Re: [gfortran,patch] Ignore byte order mark at start of file
- From: Tobias Schlüter <tobias dot schlueter at physik dot uni-muenchen dot de>
- To: Brooks Moses <brooks dot moses at codesourcery dot com>
- Cc: fortran at gcc dot gnu dot org, gcc-patches at gcc dot gnu dot org
- Date: Fri, 27 Apr 2007 09:14:08 +0200
- Subject: Re: [gfortran,patch] Ignore byte order mark at start of file
- References: <02088E24-2A38-4C0F-8639-B9AD5F8F3A9B@gmail.com> <462FC4EB.90402@codesourcery.com>
Brooks Moses wrote:
Index: gcc/fortran/scanner.c
===================================================================
@@ -1467,6 +1469,24 @@
if (feof (input) && len == 0)
break;
+ /* If this is the first line of the file, it can contain a byte
+ order mark (BOM), which we will ignore:
+ FF FE is UTF-16 little endian,
+ FE FF is UTF-16 big endian,
+ EF BB BF is UTF-8. */
+ if (first_line && ((line[0] == '\xFF' && line[1] == '\xFE')
+ || (line[0] == '\xFE' && line[1] == '\xFF')
+ || (line[0] == '\xEF' && line[1] == '\xBB'
+ && line[2] == '\xBF')))
This part assumes that line[1] and line[2] exist. However, line[] is
allocated in load_line as having length maxlen, which is set to
gfc_option.free_line_length if we have free-form source with limited
line lengths, and there is no guarantee that free_line_length is 3 or
higher.
Thus, these should be conditioned on line_len > 2 or 3 as appropriate.

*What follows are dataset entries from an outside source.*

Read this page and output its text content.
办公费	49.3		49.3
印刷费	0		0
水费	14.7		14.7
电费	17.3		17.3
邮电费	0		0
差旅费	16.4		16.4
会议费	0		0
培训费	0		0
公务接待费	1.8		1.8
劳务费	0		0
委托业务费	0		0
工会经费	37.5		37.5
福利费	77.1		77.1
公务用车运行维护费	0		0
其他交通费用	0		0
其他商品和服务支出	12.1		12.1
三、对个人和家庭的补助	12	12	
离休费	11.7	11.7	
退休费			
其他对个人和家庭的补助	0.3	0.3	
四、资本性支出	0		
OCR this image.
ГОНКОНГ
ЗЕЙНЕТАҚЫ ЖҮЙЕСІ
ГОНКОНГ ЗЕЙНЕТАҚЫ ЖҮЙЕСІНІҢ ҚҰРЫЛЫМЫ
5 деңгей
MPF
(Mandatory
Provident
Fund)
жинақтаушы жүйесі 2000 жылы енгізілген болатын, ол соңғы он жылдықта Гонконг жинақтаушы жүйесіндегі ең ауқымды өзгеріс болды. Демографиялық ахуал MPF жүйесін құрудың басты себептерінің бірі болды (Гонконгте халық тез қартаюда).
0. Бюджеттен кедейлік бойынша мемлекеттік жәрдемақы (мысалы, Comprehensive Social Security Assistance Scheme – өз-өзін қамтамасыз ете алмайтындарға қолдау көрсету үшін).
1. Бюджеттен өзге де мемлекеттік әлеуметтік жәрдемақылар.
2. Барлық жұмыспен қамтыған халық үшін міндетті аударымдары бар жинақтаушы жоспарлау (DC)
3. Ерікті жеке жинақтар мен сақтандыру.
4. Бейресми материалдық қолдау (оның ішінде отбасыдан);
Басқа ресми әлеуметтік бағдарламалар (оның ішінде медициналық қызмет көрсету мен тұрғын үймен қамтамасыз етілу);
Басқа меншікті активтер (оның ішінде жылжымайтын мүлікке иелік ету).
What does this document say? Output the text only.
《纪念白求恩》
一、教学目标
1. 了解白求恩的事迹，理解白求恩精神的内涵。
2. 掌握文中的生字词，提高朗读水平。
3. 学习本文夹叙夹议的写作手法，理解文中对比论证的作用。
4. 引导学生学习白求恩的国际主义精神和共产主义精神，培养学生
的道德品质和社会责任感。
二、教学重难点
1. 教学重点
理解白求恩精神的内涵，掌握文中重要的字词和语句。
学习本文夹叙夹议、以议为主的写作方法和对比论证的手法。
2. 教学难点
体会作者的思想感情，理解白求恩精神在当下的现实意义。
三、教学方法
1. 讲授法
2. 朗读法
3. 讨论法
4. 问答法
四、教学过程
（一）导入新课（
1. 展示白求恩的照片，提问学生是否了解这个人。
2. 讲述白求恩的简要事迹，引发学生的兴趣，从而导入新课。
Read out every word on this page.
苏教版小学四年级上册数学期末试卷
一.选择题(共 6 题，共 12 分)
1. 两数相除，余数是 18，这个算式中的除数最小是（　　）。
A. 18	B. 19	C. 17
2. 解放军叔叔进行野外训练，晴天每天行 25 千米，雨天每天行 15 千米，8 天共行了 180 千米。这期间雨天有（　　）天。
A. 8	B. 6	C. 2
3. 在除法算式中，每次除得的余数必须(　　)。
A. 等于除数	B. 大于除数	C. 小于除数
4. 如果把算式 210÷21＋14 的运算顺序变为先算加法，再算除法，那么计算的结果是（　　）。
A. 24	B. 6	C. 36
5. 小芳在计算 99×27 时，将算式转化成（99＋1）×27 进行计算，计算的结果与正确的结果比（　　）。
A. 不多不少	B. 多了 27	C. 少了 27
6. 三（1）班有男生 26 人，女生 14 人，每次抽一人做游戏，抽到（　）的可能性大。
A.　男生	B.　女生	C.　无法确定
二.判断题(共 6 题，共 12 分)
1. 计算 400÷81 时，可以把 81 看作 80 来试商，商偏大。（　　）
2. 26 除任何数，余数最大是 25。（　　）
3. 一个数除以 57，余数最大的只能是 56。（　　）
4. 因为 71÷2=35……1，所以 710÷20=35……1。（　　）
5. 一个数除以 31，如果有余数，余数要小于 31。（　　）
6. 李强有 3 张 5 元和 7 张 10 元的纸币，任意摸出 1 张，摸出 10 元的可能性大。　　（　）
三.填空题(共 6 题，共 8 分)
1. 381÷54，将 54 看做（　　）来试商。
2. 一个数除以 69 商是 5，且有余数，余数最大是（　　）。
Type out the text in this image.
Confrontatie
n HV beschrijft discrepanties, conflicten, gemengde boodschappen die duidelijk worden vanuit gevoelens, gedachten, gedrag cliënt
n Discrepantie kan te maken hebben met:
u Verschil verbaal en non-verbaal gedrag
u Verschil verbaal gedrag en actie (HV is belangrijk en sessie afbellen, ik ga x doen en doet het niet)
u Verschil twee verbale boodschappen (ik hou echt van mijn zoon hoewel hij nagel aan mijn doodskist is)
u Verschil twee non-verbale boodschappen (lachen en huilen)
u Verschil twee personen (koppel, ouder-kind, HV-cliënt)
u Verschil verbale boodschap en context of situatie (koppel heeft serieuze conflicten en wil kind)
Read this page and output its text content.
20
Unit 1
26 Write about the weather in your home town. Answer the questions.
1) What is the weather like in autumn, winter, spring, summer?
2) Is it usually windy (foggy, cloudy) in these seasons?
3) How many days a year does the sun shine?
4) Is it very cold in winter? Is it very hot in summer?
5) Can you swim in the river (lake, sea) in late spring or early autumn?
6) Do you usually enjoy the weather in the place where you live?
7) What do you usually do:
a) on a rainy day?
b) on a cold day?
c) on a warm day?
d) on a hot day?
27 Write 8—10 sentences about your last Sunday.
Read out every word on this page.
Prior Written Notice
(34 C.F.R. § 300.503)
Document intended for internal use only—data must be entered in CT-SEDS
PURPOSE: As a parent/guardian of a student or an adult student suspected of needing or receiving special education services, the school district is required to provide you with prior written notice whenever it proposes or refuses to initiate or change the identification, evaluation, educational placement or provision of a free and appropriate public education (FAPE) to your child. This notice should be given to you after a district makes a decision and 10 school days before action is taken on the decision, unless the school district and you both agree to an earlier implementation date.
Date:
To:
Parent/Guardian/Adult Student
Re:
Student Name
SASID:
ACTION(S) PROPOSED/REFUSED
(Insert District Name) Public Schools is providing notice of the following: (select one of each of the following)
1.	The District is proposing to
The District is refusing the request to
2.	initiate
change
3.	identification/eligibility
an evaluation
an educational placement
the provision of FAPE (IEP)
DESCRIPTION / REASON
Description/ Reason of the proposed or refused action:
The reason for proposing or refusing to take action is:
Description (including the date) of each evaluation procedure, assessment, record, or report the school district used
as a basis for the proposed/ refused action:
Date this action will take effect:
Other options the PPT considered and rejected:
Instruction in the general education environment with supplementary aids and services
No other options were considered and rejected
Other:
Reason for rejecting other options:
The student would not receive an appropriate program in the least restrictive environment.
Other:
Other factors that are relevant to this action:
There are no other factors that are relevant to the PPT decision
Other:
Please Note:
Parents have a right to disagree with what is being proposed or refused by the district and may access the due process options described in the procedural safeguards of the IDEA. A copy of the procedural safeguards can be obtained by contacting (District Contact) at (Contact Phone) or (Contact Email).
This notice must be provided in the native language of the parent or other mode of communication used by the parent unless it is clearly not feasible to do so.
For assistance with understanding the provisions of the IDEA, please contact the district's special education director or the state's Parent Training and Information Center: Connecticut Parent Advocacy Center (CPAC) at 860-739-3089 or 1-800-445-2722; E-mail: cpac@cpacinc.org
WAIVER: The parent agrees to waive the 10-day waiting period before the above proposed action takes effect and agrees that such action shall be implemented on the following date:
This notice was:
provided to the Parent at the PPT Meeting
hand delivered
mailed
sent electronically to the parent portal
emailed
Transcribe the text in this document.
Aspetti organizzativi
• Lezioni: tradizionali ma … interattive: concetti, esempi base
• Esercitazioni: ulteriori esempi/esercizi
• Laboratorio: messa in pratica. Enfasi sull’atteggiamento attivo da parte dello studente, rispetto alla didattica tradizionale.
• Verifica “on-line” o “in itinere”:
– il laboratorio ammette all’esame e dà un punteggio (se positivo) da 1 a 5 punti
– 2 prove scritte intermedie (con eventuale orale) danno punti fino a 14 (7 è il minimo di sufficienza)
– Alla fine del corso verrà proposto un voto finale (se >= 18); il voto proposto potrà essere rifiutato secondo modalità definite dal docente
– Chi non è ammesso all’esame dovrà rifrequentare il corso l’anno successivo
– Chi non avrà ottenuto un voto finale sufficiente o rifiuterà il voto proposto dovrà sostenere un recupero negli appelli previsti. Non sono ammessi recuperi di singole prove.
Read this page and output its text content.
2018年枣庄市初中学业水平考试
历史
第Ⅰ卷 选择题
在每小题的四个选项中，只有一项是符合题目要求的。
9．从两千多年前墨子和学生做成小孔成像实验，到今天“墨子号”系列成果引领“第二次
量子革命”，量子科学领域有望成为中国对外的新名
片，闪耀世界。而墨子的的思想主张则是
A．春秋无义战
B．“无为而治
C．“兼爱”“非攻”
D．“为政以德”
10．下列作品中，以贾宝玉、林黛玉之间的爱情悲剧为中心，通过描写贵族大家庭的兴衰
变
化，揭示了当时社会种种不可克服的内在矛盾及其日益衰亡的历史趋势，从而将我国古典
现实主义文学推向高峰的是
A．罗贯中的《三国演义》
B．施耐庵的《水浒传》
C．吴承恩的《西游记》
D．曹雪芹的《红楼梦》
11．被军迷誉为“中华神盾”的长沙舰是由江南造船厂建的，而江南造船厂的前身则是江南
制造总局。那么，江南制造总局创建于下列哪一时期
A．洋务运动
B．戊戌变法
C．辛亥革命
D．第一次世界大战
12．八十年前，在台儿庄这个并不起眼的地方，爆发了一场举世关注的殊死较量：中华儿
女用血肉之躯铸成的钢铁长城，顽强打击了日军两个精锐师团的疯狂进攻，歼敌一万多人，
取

Actually, loading the BOM into the line-buffer and then throwing away
the first two characters is wrong for another reason: it would reduce
the available line length in an unexpected way. If a 2 byte BOM is
present and no other options are given, the first line in a
free-form-file would be truncated after 130 characters instead of the
expected 132.
- Tobi